Bleyer also had his limits to his tolerance for rock and roll. While he clearly, and correctly, viewed the Everlys as a commercially appealing, clean-cut act whose country-influenced harmonies could reach a vast following, he was not so tolerant of pioneer garage-rock guitarist Link Wray. In 1957, Bleyer reluctantly agreed to release his no-frills, roaring instrumental "Rumble" on Cadence in part due to his daughter's fascination with the song. Wray had a contract with Cadence, but in 1958 after he submitted a newly recorded album of similarly raw material recorded in Nashville, Bleyer was convinced the instrumental music was morally and musically inappropriate and shelved the album and canceled Wray's contract. The material wouldn't see the light of day for decades until it was acquired by the British Rollercoaster label.
Cadence had another major hit in 1962 with comic Vaughn Meader's album The First Family, which featured Meader's comedic sketches and his peerless impersonations of President John F. Kennedy. The album was an enormous seller, as was a followup, until Kennedy was assassinated in 1963.

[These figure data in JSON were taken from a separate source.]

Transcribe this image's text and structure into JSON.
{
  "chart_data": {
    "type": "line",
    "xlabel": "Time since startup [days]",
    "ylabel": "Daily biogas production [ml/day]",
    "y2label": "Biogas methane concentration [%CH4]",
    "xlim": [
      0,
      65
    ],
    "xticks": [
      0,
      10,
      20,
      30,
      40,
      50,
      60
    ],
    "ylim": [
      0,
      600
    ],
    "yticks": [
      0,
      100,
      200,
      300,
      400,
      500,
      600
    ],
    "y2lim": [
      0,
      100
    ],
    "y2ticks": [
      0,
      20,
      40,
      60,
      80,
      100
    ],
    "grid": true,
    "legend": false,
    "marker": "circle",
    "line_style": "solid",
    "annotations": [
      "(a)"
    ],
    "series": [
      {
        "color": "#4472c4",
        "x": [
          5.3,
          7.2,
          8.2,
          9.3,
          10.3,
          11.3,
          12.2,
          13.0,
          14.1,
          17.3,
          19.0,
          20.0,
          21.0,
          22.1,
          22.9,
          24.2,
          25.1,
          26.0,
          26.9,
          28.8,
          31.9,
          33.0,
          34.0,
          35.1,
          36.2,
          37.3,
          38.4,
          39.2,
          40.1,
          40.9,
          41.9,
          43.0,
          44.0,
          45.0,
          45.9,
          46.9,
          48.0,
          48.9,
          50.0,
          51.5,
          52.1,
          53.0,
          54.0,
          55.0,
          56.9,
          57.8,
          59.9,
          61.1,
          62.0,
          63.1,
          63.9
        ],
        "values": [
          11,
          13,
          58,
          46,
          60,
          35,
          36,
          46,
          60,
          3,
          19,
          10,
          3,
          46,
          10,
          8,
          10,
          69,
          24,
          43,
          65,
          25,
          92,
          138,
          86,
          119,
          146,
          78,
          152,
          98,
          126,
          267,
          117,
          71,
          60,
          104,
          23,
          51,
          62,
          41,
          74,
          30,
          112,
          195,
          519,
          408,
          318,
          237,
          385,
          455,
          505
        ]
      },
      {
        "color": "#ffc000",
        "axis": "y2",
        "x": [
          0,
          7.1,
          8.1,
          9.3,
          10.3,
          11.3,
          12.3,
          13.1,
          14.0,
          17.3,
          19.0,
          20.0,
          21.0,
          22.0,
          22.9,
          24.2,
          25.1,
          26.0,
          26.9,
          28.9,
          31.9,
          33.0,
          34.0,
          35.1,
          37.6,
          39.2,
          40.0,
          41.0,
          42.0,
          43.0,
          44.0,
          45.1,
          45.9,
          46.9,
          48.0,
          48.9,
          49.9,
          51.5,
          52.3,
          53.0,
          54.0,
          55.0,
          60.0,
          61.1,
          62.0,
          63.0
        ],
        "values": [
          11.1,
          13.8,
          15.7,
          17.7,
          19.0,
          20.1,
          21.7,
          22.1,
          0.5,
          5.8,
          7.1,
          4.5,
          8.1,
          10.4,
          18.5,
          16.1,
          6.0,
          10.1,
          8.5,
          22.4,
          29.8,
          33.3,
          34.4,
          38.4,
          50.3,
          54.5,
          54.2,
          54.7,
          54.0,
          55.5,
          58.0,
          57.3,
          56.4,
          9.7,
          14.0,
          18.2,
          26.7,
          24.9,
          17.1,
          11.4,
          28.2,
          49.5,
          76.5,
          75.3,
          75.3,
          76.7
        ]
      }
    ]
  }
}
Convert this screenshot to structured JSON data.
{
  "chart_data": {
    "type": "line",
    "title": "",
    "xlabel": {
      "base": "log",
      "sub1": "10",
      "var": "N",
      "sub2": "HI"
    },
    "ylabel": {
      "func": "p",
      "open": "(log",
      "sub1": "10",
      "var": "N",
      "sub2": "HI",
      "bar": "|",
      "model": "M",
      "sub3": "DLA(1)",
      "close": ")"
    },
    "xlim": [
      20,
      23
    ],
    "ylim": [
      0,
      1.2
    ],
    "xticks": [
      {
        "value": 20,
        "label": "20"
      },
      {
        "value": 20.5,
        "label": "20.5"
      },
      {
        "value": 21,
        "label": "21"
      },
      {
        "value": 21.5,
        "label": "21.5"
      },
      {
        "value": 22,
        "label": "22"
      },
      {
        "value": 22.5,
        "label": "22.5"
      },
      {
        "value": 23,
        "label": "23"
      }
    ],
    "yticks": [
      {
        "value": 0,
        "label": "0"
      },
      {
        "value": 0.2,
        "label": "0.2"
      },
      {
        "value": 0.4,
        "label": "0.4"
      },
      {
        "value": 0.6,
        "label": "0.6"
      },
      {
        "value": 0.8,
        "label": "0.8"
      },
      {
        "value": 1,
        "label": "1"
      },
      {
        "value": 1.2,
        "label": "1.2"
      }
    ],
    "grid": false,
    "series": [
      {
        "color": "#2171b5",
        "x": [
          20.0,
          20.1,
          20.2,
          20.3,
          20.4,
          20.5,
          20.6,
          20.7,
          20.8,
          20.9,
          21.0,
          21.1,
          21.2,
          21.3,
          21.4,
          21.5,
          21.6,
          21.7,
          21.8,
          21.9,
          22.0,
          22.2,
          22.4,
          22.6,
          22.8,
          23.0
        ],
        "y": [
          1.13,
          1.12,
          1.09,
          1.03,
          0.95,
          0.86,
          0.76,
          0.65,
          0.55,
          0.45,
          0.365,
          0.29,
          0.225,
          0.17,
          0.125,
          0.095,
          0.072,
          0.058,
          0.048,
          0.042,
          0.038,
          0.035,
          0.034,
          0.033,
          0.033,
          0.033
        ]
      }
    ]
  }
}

Cadence always maintained a small roster of artists. Other Cadence hits included 14 chart hits by Johnny Tillotson, 10 by The Chordettes, 4 by Lenny Welch, 2 by Don Shirley.
In 1964, Bleyer, who was unable to accept the changing pop music market at the dawn of the British Invasion era, sold the Cadence label and all its recordings (except for certain material—like the Link Wray album—he kept to himself) to Andy Williams who formed Barnaby Records to manage the Cadence catalog.
He moved with his wife Janet to her hometown of Sheboygan, Wisconsin where he died of the effects of Parkinson's disease in 1989.
Bleyer was a free-mason, member of St. Cecile Lodge No. 568, New York City.